A alta proporção de amostras que apresentaram títulos suspeitos no grupo infectado e, principalmente, no grupo vacinado dificultou a determinação precisa da sensibilidade e especificidade, uma vez que, para o cálculo delas, somente se permite a ocorrência de animais positivos e negativos. A classificação dos animais com títulos suspeitos em positivos provocou queda da especificidade e aumento da sensibilidade em todos os grupos experimentais, sendo este efeito mais pronunciado no grupo 2, que apresentou maior proporção de suspeitos em relação aos grupos não vacinados. Em condições práticas, fatores como prevalência da doença, custo dos testes e implicações de resultados falsos-positivos e falsos-negativos é que irão determinar qual o melhor critério a ser adotado, ou seja, se é melhor maximizar a sensibilidade ou a especificidade (Nicoletti & Tanya, 1993).

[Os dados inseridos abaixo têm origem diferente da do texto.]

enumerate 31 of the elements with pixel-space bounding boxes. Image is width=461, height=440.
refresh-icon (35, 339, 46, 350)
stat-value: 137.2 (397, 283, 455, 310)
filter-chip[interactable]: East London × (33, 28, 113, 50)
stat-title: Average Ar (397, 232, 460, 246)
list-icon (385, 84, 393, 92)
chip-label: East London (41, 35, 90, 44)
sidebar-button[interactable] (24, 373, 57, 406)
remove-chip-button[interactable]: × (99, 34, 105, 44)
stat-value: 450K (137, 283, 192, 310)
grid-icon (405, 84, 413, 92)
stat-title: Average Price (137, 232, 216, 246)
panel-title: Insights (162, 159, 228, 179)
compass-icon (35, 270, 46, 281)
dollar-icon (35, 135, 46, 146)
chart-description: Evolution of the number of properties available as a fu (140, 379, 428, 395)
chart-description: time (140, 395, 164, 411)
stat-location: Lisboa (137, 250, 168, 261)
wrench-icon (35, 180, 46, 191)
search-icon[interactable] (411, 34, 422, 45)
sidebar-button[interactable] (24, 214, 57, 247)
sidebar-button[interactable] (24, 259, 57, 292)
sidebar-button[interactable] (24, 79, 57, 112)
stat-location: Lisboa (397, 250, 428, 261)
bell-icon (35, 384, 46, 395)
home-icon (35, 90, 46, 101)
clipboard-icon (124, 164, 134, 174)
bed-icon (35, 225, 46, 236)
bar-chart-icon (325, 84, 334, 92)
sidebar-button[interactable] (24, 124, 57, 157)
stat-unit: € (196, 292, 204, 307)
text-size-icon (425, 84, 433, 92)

As diferenças de sensibilidade e especificidade observadas para as diversas técnicas, nos diferentes grupos, podem estar associadas aos diferentes padrões de interpretação adotados, ao tratamento dado aos títulos suspeitos observados nos testes e aos diferentes critérios adotados para a composição dos grupos experimentais. No caso específico do IDGA, as diferenças observadas podem estar relacionadas a diferentes técnicas de obtenção do antígeno que podem resultar em antígenos com propriedades imunológicas semelhantes, mas com diferentes graus de pureza, conferindo-lhes sensibilidade e especificidade diferentes.

Nenhum dos testes realizados permitiu diferenciar com segurança absoluta os anticorpos vacinais dos anticorpos associados à infecção natural e, de acordo com os resultados obtidos, a utilização do IDGA, com este objetivo, poderia levar à retenção de animais infectados no rebanho.